Since the series finale probably doesn’t end with a big song and dance number recapping the show, this is likely Lennertz’s final musical number for The Boys. “It's bittersweet to go out, certainly, but it is a great way going out with Daveed Diggs announcing the second coming of Jesus Christ in a cape and suit with a codpiece, as someone who loves to do satire,” Lennertz said. “I don't know if I could think of a better setup than that. It really was the pinnacle, [putting] Homelander on the highest rung, and to do it with someone who is probably one of the greatest performers on Broadway in the last 20 years. Man, that was a treat. I'll tell you that.”

That said, this isn’t the last you’ll see – or rather hear – from Lennertz in The Boys’ universe. “I am coming back for Vought Rising,” Lennertz teased about The Boys prequel series. “[I’m] very excited.
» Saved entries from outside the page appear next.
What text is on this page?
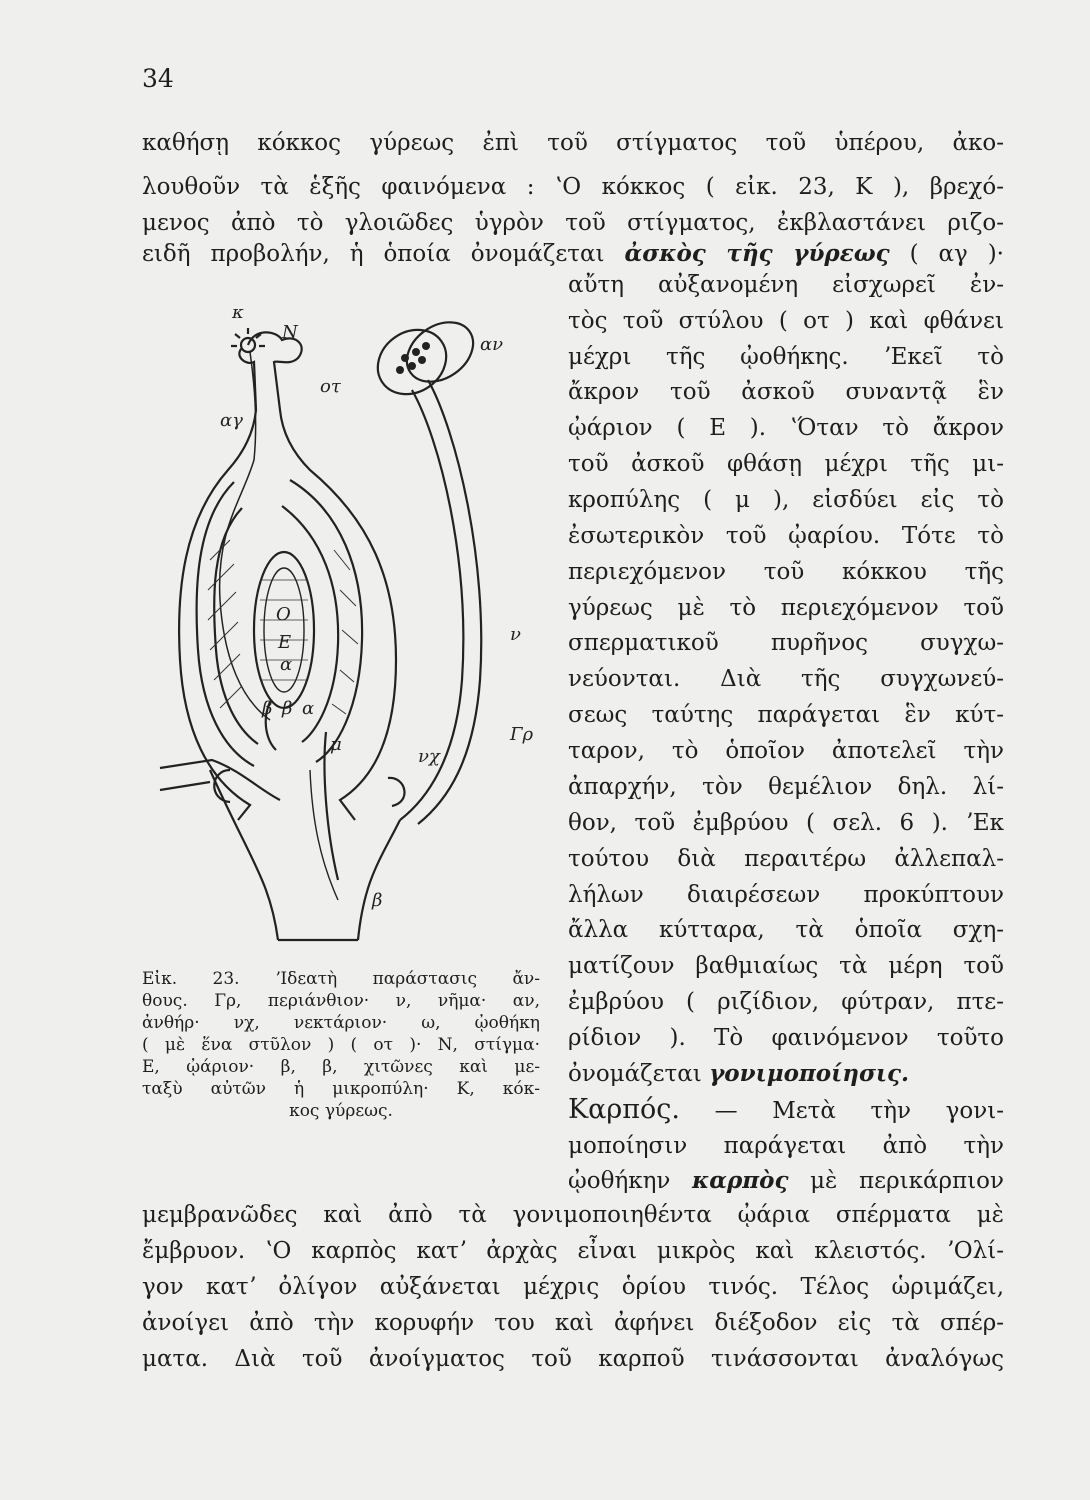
34
καθήσῃ κόκκος γύρεως ἐπὶ τοῦ στίγματος τοῦ ὑπέρου, ἀκο-
λουθοῦν τὰ ἑξῆς φαινόμενα : ʽΟ κόκκος ( εἰκ. 23, Κ ), βρεχό-
μενος ἀπὸ τὸ γλοιῶδες ὑγρὸν τοῦ στίγματος, ἐκβλαστάνει ριζο-
ειδῆ προβολήν, ἡ ὁποία ὀνομάζεται ἀσκὸς τῆς γύρεως ( αγ )·
κ
Ν
οτ
αγ
αν
ν
Γρ
νχ
μ
β
Ο
Ε
α
β β α
αὔτη αὐξανομένη εἰσχωρεῖ ἐν-
τὸς τοῦ στύλου ( οτ ) καὶ φθάνει
μέχρι τῆς ᾠοθήκης. ʼΕκεῖ τὸ
ἄκρον τοῦ ἀσκοῦ συναντᾷ ἓν
ᾠάριον ( Ε ). ʽΌταν τὸ ἄκρον
τοῦ ἀσκοῦ φθάσῃ μέχρι τῆς μι-
κροπύλης ( μ ), εἰσδύει εἰς τὸ
ἐσωτερικὸν τοῦ ᾠαρίου. Τότε τὸ
περιεχόμενον τοῦ κόκκου τῆς
γύρεως μὲ τὸ περιεχόμενον τοῦ
σπερματικοῦ πυρῆνος συγχω-
νεύονται. Διὰ τῆς συγχωνεύ-
σεως ταύτης παράγεται ἓν κύτ-
ταρον, τὸ ὁποῖον ἀποτελεῖ τὴν
ἀπαρχήν, τὸν θεμέλιον δηλ. λί-
θον, τοῦ ἐμβρύου ( σελ. 6 ). ʼΕκ
τούτου διὰ περαιτέρω ἀλλεπαλ-
λήλων διαιρέσεων προκύπτουν
ἄλλα κύτταρα, τὰ ὁποῖα σχη-
ματίζουν βαθμιαίως τὰ μέρη τοῦ
ἐμβρύου ( ριζίδιον, φύτραν, πτε-
ρίδιον ). Τὸ φαινόμενον τοῦτο
ὀνομάζεται γονιμοποίησις.
Καρπός. — Μετὰ τὴν γονι-
μοποίησιν παράγεται ἀπὸ τὴν
ᾠοθήκην καρπὸς μὲ περικάρπιον
Εἰκ. 23. ʼΙδεατὴ παράστασις ἄν-
θους. Γρ, περιάνθιον· ν, νῆμα· αν,
ἀνθήρ· νχ, νεκτάριον· ω, ᾠοθήκη
( μὲ ἕνα στῦλον ) ( οτ )· Ν, στίγμα·
Ε, ᾠάριον· β, β, χιτῶνες καὶ με-
ταξὺ αὐτῶν ἡ μικροπύλη· Κ, κόκ-
κος γύρεως.
μεμβρανῶδες καὶ ἀπὸ τὰ γονιμοποιηθέντα ᾠάρια σπέρματα μὲ
ἔμβρυον. ʽΟ καρπὸς κατʼ ἀρχὰς εἶναι μικρὸς καὶ κλειστός. ʼΟλί-
γον κατʼ ὀλίγον αὐξάνεται μέχρις ὁρίου τινός. Τέλος ὡριμάζει,
ἀνοίγει ἀπὸ τὴν κορυφήν του καὶ ἀφήνει διέξοδον εἰς τὰ σπέρ-
ματα. Διὰ τοῦ ἀνοίγματος τοῦ καρποῦ τινάσσονται ἀναλόγως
We actually started the music a little bit. And Eric seems to love the songs. So without any spoilers, I hope that there's going to be some songs in the show.”

Perhaps Lennertz, who wrote songs for the extended version of Marvel’s Rogers: The Musical that briefly played at Disney’s California Adventure theme park, will bring some of the “Star Spangled Man” with a plan to Jensen Ackles’ Soldier Boy in the upcoming series? We’ll have to wait and see on that one, but on the flip side, will we ever get to see Diggs perform this episode’s musical number live on stage?

“I don't know!” Diggs said. “I haven't thought about that until you said it. You won't see it on my tour, only if The Boys is asking me to do it.”

So is that confirmation of The Boys: Live On Broadway?

“Yeah, yeah!” Diggs said, laughing, before adding, “Eight shows a week is a tall order for Oh Father.”